Recall the Lewandowsky Hypothesis
In a similar inversion of normal practice, most climate deniers avoid scrutiny by sidestepping the peer-review process that is fundamental to science, instead posting their material in the internet or writing books.
Errors and mistaken assumptions cannot persist because publication of a peer-reviewed paper is only a first stage of peer review: The subsequent, even more rigorous stage of peer-review occurs after a paper’s publication and involves the scrutiny of scientific work by the entire field.
Paul Krugman – economics Nobel winner – has a different view on that.
… in the good old days you had to publish in the journals, which meant getting through the refereeing process.
My take is that the system never worked like that — or at least not in my professional lifetime.
Krugman then explains how the system does work.
First of all, policy-oriented research was never as centered on refereed journals as we liked to imagine. A lot of the discussion always took place via Federal Reserve and IMF working papers, and even reports from the research departments of investment banks. The rise and fall of Fed policy via targeting of aggregates, for example, was not a debate played out in the pages of the JPE and the QJE.
Second, even for more academic research, the journals ceased being a means of communication a long time ago – more than 20 years ago for sure. New research would be unveiled in seminars, circulated as NBER Working Papers, long before anything showed up in a journal. Whole literatures could flourish, mature, and grow decadent before the first article got properly published – this happened to me with target zones back in the late 1980s, where my original 1988 working paper had spawned a large derivative literature by the time it actually got published. The journals have long served as tombstones, certifications for tenure committees, rather than a forum in which ideas get argued.
So Krugman is suggesting the scrutiny Lewandowsky speaks of occurs before the peer-review process and ‘tombstone’ publication. He goes to argue the value of blogs.

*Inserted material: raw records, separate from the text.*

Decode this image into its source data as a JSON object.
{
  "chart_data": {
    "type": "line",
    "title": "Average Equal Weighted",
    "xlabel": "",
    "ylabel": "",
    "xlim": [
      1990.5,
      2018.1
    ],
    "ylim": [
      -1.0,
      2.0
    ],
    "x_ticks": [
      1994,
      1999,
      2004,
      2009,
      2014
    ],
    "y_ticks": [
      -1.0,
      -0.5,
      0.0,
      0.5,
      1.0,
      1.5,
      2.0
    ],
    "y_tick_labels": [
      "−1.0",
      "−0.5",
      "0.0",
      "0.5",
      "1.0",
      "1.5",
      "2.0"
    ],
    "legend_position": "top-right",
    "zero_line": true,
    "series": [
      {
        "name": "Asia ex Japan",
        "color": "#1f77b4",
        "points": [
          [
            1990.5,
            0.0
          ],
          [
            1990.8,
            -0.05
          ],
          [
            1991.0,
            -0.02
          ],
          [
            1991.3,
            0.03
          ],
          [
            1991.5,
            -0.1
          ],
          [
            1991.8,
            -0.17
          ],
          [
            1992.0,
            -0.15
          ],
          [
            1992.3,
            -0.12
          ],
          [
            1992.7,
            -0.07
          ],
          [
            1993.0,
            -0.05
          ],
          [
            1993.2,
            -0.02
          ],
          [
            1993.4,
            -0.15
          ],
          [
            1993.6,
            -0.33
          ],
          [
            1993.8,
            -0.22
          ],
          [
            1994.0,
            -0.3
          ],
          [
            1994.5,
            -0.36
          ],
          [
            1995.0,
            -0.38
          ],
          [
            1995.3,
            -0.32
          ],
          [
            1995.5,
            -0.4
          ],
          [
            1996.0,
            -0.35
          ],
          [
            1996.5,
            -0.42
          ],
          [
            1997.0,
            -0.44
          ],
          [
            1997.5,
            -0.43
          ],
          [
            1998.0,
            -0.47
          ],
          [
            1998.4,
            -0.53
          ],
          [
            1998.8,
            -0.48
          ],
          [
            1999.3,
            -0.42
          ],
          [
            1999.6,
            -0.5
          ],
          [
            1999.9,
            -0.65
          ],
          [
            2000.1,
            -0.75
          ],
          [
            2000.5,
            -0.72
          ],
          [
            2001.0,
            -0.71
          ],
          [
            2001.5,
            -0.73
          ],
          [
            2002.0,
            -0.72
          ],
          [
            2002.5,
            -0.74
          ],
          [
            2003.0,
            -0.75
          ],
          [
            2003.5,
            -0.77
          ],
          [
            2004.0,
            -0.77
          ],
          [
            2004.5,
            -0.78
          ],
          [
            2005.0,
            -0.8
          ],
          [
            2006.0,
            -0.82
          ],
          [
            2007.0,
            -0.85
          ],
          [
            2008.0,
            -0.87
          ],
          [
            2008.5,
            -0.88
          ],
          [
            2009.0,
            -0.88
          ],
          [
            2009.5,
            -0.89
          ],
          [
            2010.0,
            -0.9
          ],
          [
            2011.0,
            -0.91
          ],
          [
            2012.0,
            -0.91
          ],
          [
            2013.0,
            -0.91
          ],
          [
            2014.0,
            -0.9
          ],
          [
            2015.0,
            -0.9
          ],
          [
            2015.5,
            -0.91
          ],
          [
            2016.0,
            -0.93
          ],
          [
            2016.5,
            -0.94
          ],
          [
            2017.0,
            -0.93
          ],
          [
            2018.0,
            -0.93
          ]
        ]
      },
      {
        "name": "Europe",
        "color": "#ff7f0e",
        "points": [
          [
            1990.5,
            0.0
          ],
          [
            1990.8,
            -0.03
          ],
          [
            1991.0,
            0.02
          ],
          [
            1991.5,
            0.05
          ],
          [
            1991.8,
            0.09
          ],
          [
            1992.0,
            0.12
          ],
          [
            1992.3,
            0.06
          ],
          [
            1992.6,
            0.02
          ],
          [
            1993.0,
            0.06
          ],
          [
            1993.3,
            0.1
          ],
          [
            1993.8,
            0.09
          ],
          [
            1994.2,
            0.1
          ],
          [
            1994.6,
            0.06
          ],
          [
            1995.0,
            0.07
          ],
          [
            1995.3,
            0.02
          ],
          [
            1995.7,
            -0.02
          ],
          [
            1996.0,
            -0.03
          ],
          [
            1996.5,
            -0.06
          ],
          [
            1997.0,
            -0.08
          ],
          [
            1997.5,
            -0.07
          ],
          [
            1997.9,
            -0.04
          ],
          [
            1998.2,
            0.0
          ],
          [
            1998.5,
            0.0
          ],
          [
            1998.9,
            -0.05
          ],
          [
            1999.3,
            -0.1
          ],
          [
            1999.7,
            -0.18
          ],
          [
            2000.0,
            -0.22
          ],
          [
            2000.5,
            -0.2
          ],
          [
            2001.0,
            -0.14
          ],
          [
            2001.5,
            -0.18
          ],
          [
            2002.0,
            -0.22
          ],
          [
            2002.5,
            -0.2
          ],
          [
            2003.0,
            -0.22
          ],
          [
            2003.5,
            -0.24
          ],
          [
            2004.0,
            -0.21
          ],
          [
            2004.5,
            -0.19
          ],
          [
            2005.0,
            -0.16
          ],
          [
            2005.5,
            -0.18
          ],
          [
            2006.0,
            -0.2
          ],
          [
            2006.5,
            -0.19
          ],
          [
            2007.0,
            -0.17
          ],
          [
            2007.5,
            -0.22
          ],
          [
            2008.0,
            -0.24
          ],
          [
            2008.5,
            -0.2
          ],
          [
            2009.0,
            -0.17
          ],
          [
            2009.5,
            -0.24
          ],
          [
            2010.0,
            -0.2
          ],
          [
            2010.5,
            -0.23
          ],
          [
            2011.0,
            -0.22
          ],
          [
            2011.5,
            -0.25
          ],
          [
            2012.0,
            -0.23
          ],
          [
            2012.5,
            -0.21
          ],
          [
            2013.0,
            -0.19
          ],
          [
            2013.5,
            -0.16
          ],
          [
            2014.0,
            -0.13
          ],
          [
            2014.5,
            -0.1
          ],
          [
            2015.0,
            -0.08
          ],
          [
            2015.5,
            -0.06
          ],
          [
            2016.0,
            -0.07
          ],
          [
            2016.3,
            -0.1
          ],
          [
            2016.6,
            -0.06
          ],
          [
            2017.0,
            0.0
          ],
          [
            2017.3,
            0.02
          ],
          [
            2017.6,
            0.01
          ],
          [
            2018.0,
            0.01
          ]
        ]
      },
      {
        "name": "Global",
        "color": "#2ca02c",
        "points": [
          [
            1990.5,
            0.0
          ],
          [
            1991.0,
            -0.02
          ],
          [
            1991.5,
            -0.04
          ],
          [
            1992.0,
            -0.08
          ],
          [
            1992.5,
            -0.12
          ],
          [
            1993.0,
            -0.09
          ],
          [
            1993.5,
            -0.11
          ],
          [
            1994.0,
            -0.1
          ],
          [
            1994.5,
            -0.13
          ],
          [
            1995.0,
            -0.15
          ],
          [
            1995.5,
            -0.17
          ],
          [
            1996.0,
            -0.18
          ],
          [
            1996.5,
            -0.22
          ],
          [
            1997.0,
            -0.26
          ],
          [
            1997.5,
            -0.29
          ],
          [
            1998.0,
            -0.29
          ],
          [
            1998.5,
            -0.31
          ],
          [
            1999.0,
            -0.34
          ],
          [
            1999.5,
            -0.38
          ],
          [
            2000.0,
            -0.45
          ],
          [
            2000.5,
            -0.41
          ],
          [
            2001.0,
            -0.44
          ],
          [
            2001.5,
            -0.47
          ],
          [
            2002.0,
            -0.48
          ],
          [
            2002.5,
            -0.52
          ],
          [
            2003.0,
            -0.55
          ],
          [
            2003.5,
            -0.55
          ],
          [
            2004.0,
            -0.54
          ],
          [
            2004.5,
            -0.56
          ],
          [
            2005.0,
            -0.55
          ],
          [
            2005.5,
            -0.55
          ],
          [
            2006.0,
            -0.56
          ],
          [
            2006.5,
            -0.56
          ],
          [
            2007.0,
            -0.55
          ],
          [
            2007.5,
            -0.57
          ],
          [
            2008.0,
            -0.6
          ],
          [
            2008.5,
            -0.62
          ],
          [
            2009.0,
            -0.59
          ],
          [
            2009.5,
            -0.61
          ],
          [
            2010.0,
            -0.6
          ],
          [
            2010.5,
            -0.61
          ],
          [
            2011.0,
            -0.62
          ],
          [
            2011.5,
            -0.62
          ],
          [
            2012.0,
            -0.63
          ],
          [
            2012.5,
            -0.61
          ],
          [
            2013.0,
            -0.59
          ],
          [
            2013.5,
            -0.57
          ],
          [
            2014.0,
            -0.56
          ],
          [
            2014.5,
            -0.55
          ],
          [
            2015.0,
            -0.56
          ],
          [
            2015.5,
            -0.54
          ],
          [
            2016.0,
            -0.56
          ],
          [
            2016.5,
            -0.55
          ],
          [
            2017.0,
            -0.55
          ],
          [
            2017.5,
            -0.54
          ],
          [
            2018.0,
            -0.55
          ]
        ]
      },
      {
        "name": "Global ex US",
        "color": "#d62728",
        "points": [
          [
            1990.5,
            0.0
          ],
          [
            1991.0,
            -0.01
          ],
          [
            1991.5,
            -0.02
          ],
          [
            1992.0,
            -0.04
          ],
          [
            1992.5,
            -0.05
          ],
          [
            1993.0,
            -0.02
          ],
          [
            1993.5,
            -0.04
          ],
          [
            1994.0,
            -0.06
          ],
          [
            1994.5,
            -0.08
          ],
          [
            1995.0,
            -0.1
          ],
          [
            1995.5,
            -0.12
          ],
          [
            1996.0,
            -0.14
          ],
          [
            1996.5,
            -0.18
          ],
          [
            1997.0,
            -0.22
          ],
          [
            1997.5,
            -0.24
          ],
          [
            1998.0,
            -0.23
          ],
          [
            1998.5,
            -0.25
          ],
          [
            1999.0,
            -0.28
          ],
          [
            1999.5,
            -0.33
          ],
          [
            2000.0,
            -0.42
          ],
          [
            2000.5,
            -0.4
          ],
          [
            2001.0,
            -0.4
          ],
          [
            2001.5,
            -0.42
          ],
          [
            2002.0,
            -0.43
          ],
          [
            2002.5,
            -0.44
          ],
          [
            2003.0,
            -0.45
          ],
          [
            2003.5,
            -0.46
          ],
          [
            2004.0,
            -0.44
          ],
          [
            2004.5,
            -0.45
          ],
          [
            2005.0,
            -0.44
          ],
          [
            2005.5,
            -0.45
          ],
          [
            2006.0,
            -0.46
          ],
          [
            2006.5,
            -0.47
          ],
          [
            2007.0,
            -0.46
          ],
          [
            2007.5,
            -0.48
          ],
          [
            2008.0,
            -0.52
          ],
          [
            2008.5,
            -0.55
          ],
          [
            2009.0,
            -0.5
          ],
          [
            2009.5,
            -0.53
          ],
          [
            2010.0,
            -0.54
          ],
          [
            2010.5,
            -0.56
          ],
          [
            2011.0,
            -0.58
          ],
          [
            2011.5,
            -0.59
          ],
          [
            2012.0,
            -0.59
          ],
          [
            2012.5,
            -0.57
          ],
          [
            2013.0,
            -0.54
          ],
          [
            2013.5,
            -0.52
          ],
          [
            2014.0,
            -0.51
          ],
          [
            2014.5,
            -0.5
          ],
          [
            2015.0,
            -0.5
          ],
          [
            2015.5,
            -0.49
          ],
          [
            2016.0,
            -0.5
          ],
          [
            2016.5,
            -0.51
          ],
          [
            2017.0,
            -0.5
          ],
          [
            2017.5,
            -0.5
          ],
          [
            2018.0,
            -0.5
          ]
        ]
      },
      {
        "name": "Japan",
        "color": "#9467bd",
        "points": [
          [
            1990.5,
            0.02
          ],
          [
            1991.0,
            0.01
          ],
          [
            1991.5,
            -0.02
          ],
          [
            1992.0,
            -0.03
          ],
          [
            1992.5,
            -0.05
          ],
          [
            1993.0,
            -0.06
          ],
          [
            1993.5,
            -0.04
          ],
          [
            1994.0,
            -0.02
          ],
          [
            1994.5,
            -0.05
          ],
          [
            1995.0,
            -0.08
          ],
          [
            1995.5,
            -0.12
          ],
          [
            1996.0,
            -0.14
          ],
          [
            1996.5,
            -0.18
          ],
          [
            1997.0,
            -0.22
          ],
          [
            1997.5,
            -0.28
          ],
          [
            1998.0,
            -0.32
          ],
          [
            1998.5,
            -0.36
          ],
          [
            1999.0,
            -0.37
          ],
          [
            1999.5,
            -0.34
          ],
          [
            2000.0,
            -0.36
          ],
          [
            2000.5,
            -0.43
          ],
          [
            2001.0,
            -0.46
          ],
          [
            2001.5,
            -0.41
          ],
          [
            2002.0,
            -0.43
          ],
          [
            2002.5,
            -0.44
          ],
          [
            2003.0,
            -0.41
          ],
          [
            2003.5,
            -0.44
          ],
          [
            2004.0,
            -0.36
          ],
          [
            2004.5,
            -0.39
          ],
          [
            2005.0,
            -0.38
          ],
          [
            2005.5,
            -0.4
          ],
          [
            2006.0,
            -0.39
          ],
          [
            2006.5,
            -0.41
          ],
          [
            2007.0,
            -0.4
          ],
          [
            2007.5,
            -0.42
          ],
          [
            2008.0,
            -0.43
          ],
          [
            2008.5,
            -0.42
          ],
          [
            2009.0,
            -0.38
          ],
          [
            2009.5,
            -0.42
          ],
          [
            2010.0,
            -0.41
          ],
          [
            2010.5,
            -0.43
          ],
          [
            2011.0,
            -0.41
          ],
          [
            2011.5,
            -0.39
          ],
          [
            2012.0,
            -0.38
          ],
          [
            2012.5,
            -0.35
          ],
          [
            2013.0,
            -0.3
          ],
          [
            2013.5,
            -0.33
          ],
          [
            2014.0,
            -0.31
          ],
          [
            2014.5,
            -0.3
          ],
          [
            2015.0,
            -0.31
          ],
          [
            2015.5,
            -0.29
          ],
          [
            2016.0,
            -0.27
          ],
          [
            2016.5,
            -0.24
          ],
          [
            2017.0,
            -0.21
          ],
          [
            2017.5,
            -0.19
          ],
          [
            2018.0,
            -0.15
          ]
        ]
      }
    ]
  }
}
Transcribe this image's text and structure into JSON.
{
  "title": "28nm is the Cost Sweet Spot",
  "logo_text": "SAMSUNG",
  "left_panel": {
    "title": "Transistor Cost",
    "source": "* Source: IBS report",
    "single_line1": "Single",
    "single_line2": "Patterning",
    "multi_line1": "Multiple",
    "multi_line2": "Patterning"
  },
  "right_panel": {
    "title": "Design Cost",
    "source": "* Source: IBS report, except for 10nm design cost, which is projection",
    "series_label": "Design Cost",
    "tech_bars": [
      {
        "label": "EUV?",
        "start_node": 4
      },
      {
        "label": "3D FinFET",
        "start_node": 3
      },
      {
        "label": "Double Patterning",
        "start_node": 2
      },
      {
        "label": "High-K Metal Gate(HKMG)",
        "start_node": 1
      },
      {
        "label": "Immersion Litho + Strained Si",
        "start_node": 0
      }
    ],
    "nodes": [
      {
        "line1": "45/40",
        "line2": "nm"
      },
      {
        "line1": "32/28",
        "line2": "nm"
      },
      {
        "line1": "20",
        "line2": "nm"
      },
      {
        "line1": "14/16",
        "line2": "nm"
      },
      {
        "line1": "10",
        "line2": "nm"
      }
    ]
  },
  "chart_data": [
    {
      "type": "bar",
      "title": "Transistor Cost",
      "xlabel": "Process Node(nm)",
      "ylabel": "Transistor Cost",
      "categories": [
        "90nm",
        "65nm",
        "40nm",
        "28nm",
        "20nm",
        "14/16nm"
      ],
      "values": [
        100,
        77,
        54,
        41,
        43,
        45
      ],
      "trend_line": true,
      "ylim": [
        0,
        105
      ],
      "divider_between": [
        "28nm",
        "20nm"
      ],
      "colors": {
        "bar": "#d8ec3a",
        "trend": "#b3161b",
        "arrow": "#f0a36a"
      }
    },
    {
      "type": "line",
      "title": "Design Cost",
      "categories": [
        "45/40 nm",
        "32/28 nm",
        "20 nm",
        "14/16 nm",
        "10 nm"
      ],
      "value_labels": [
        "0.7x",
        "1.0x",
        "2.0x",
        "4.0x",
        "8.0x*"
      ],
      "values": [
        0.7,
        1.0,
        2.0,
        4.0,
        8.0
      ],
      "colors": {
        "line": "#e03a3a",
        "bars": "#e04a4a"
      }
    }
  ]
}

Since there’s some kind of conservation principle here, the fact that it’s easier for people with less formal credentials to get heard means that people who have those credentials are less guaranteed of respectful treatment. So yes, we’ve seen some famous names run into firestorms of criticism — *justified* criticism – even as some “nobodies” become players. That’s a good thing! Famous economists have been saying foolish things forever; now they get called on it.